L’ordonnance du 9 août 1944 institue donc une succession négative avec Vichy qui permet de légitimer l’action de la France libre et de rattacher ses actes à une légalité républicaine d’exception. Elle fonde enfin la mémoire du général de Gaulle sur la défense des valeurs républicaines et sur une conception de la légitimité de l’Etat indissociable de la défense de l’indépendance nationale.
Ressources complémentaires :
Bibliographie
– Le rétablissement de la légalité républicaine (1944), actes du colloque 6, 7, 8 octobre 1994 organisé par la Fondation Charles de Gaulle, la Fondation nationale des Sciences politiques, l’Association française des constitutionnalistes (et la participation de l’université de Caen), Bruxelles, Editions Complexe, 1996.
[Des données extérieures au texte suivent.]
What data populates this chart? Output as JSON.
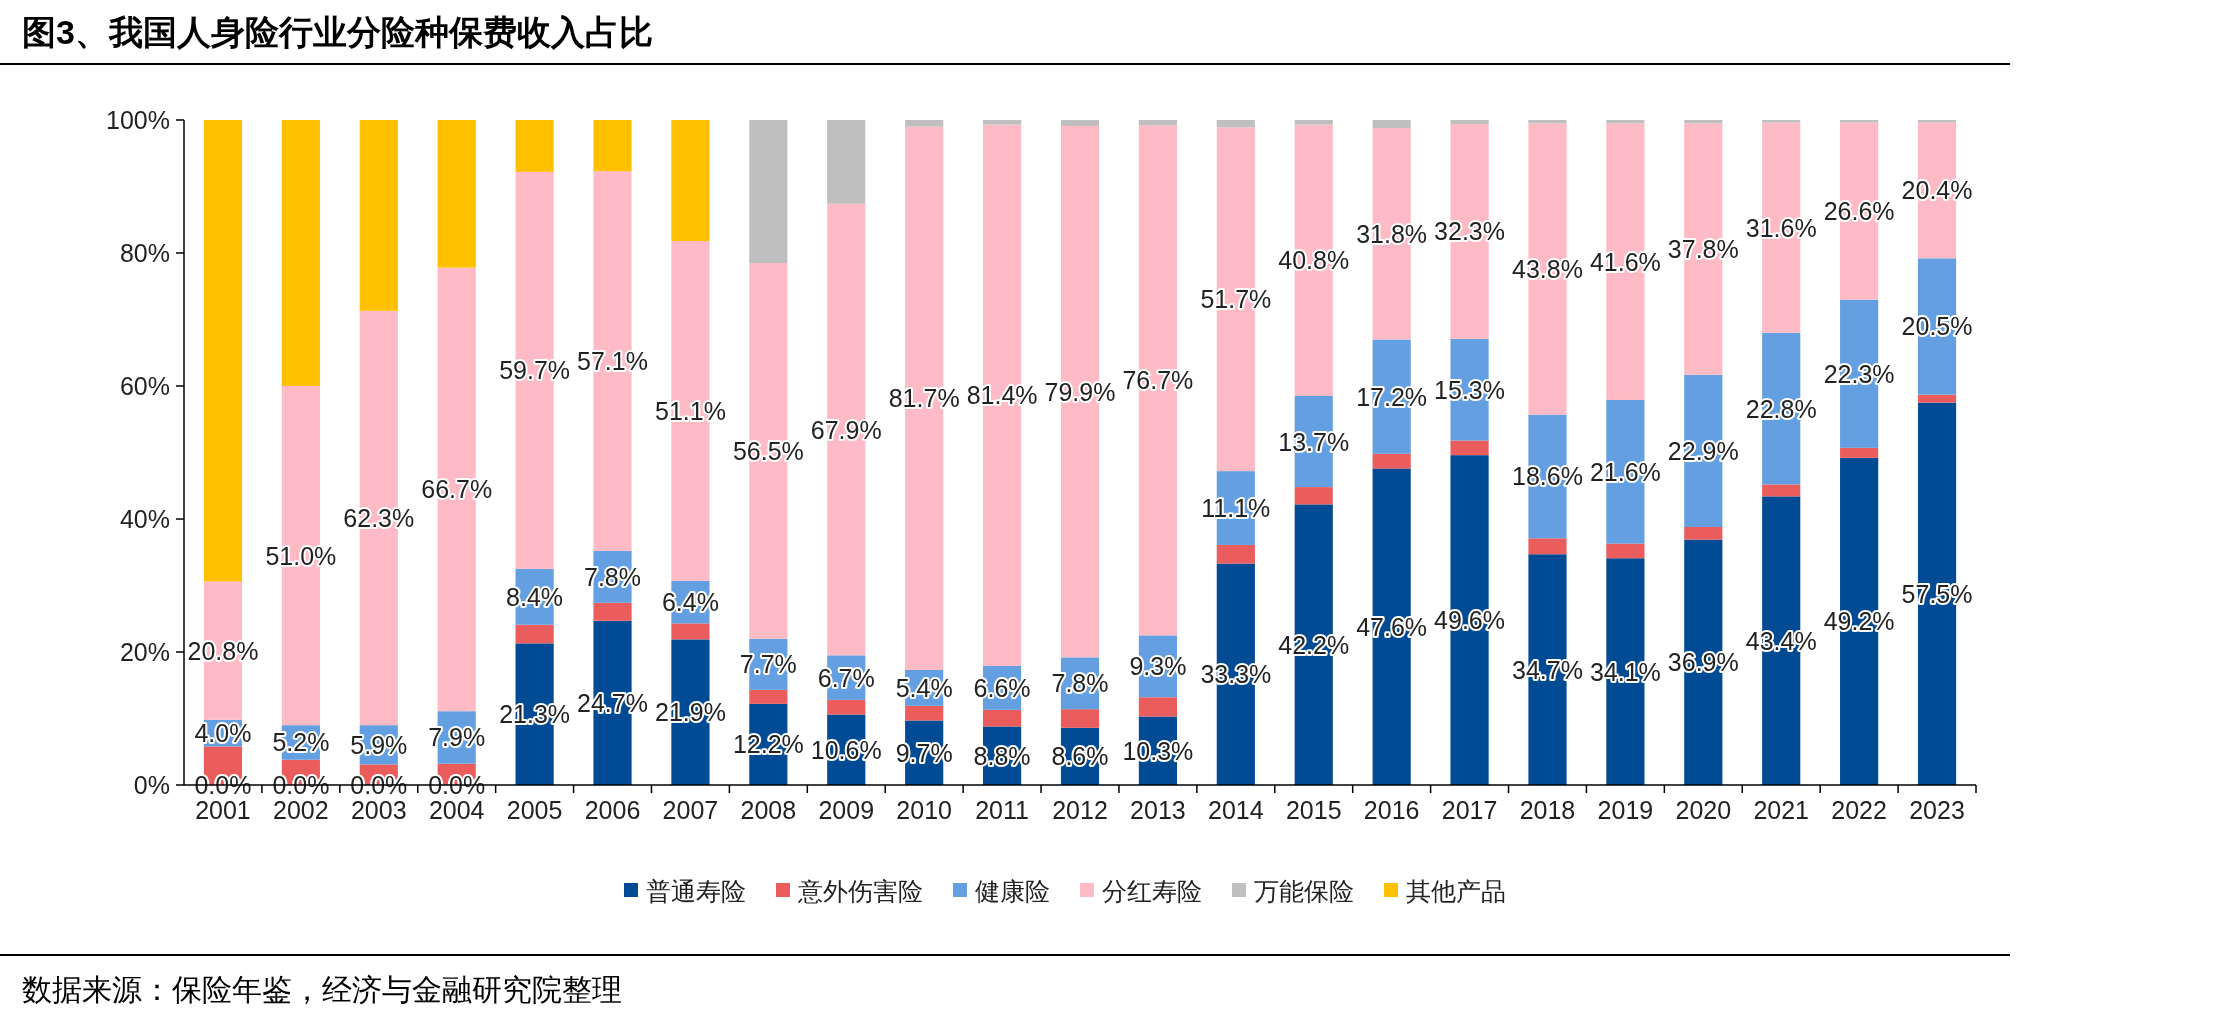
{
  "chart_data": {
    "type": "bar",
    "stacked": true,
    "title": "图3、我国人身险行业分险种保费收入占比",
    "annotations": [
      "数据来源：保险年鉴，经济与金融研究院整理"
    ],
    "categories": [
      "2001",
      "2002",
      "2003",
      "2004",
      "2005",
      "2006",
      "2007",
      "2008",
      "2009",
      "2010",
      "2011",
      "2012",
      "2013",
      "2014",
      "2015",
      "2016",
      "2017",
      "2018",
      "2019",
      "2020",
      "2021",
      "2022",
      "2023"
    ],
    "ylim": [
      0,
      100
    ],
    "yticks": [
      {
        "value": 0,
        "label": "0%"
      },
      {
        "value": 20,
        "label": "20%"
      },
      {
        "value": 40,
        "label": "40%"
      },
      {
        "value": 60,
        "label": "60%"
      },
      {
        "value": 80,
        "label": "80%"
      },
      {
        "value": 100,
        "label": "100%"
      }
    ],
    "grid": false,
    "legend": "bottom",
    "series": [
      {
        "name": "普通寿险",
        "color": "#004b93",
        "values": [
          0,
          0,
          0,
          0,
          21.3,
          24.7,
          21.9,
          12.2,
          10.6,
          9.7,
          8.8,
          8.6,
          10.3,
          33.3,
          42.2,
          47.6,
          49.6,
          34.7,
          34.1,
          36.9,
          43.4,
          49.2,
          57.5
        ],
        "value_labels": [
          "0.0%",
          "0.0%",
          "0.0%",
          "0.0%",
          "21.3%",
          "24.7%",
          "21.9%",
          "12.2%",
          "10.6%",
          "9.7%",
          "8.8%",
          "8.6%",
          "10.3%",
          "33.3%",
          "42.2%",
          "47.6%",
          "49.6%",
          "34.7%",
          "34.1%",
          "36.9%",
          "43.4%",
          "49.2%",
          "57.5%"
        ]
      },
      {
        "name": "意外伤害险",
        "color": "#eb5c5c",
        "values": [
          5.8,
          3.8,
          3.1,
          3.2,
          2.8,
          2.7,
          2.4,
          2.1,
          2.2,
          2.2,
          2.5,
          2.8,
          2.9,
          2.8,
          2.6,
          2.2,
          2.2,
          2.4,
          2.2,
          1.9,
          1.8,
          1.5,
          1.2
        ]
      },
      {
        "name": "健康险",
        "color": "#64a0e1",
        "values": [
          4.0,
          5.2,
          5.9,
          7.9,
          8.4,
          7.8,
          6.4,
          7.7,
          6.7,
          5.4,
          6.6,
          7.8,
          9.3,
          11.1,
          13.7,
          17.2,
          15.3,
          18.6,
          21.6,
          22.9,
          22.8,
          22.3,
          20.5
        ],
        "value_labels": [
          "4.0%",
          "5.2%",
          "5.9%",
          "7.9%",
          "8.4%",
          "7.8%",
          "6.4%",
          "7.7%",
          "6.7%",
          "5.4%",
          "6.6%",
          "7.8%",
          "9.3%",
          "11.1%",
          "13.7%",
          "17.2%",
          "15.3%",
          "18.6%",
          "21.6%",
          "22.9%",
          "22.8%",
          "22.3%",
          "20.5%"
        ]
      },
      {
        "name": "分红寿险",
        "color": "#ffbbc5",
        "values": [
          20.8,
          51.0,
          62.3,
          66.7,
          59.7,
          57.1,
          51.1,
          56.5,
          67.9,
          81.7,
          81.4,
          79.9,
          76.7,
          51.7,
          40.8,
          31.8,
          32.3,
          43.8,
          41.6,
          37.8,
          31.6,
          26.6,
          20.4
        ],
        "value_labels": [
          "20.8%",
          "51.0%",
          "62.3%",
          "66.7%",
          "59.7%",
          "57.1%",
          "51.1%",
          "56.5%",
          "67.9%",
          "81.7%",
          "81.4%",
          "79.9%",
          "76.7%",
          "51.7%",
          "40.8%",
          "31.8%",
          "32.3%",
          "43.8%",
          "41.6%",
          "37.8%",
          "31.6%",
          "26.6%",
          "20.4%"
        ]
      },
      {
        "name": "万能保险",
        "color": "#bfbfbf",
        "values": [
          0,
          0,
          0,
          0,
          0,
          0,
          0,
          21.5,
          12.6,
          1.0,
          0.7,
          0.9,
          0.8,
          1.1,
          0.7,
          1.2,
          0.6,
          0.5,
          0.5,
          0.5,
          0.4,
          0.4,
          0.4
        ]
      },
      {
        "name": "其他产品",
        "color": "#ffc000",
        "values": [
          69.4,
          40.0,
          28.7,
          22.2,
          7.8,
          7.7,
          18.2,
          0,
          0,
          0,
          0,
          0,
          0,
          0,
          0,
          0,
          0,
          0,
          0,
          0,
          0,
          0,
          0
        ]
      }
    ]
  }
}
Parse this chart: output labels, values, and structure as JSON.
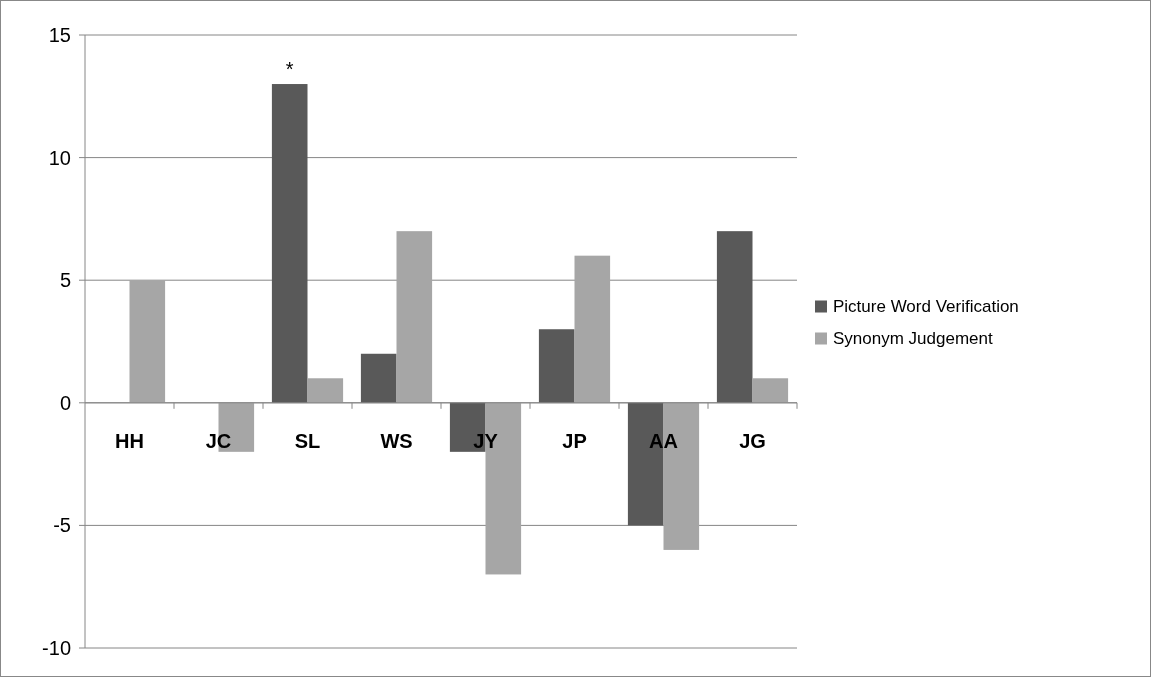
{
  "chart_data": {
    "type": "bar",
    "categories": [
      "HH",
      "JC",
      "SL",
      "WS",
      "JY",
      "JP",
      "AA",
      "JG"
    ],
    "series": [
      {
        "name": "Picture Word Verification",
        "color": "#595959",
        "values": [
          0,
          0,
          13,
          2,
          -2,
          3,
          -5,
          7
        ]
      },
      {
        "name": "Synonym Judgement",
        "color": "#a6a6a6",
        "values": [
          5,
          -2,
          1,
          7,
          -7,
          6,
          -6,
          1
        ]
      }
    ],
    "ylim": [
      -10,
      15
    ],
    "yticks": [
      -10,
      -5,
      0,
      5,
      10,
      15
    ],
    "grid": "y",
    "legend": "right",
    "annotations": [
      {
        "text": "*",
        "x": "SL",
        "y": 13
      }
    ]
  }
}
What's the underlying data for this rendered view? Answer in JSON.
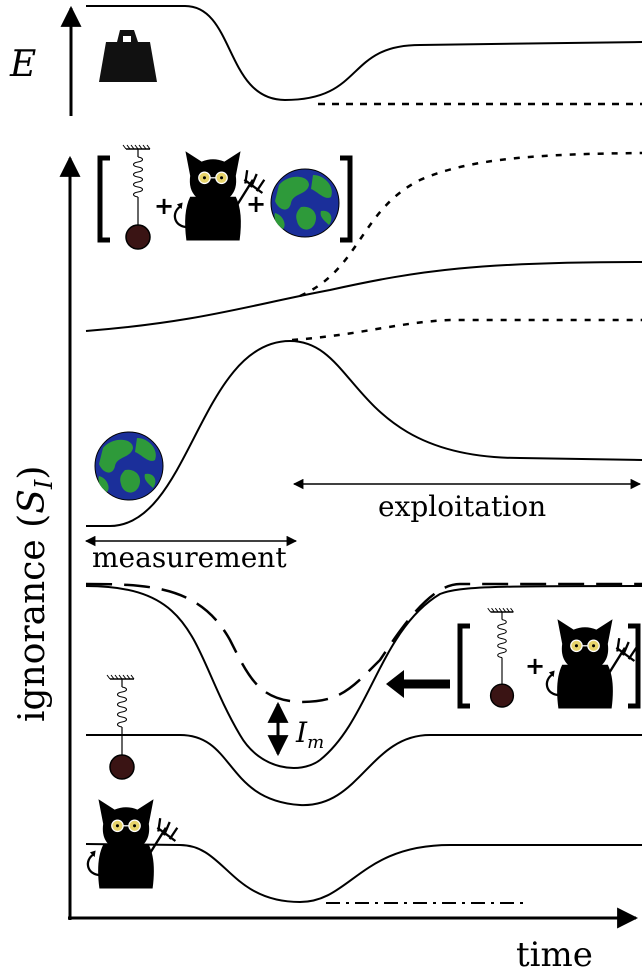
{
  "axes": {
    "energy_symbol": "E",
    "y_label_word": "ignorance (",
    "y_label_symbol": "S",
    "y_label_subscript": "I",
    "y_label_close": ")",
    "x_label": "time"
  },
  "annotations": {
    "measurement": "measurement",
    "exploitation": "exploitation",
    "im_symbol": "I",
    "im_subscript": "m",
    "plus": "+"
  },
  "icons": [
    "weight-icon",
    "pendulum-icon",
    "demon-icon",
    "earth-icon"
  ],
  "colors": {
    "ink": "#000000",
    "earth_ocean": "#1b2f9a",
    "earth_land": "#2e9a3a",
    "bob": "#3a1414",
    "demon_eyes": "#e6d36a"
  }
}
– ANDRIEU Claire (dir.), Dictionnaire Charles de Gaulle, Paris, Robert Laffont, 2006.
– CARTIER Emmanuel, La transition constitutionnelle en France (1940 – 1945) : la reconstruction révolutionnaire d’un ordre juridique « républicain », Paris, LGDJ, 2005.
– LE CROM Jean-Pierre, « L’avenir des lois de Vichy », dans Bernard Durand, Jean-Pierre Le Crom, Alessandro Somma. Le droit sous Vichy, Francfort s/Main, Klostermann, 2006, pp. 453-478.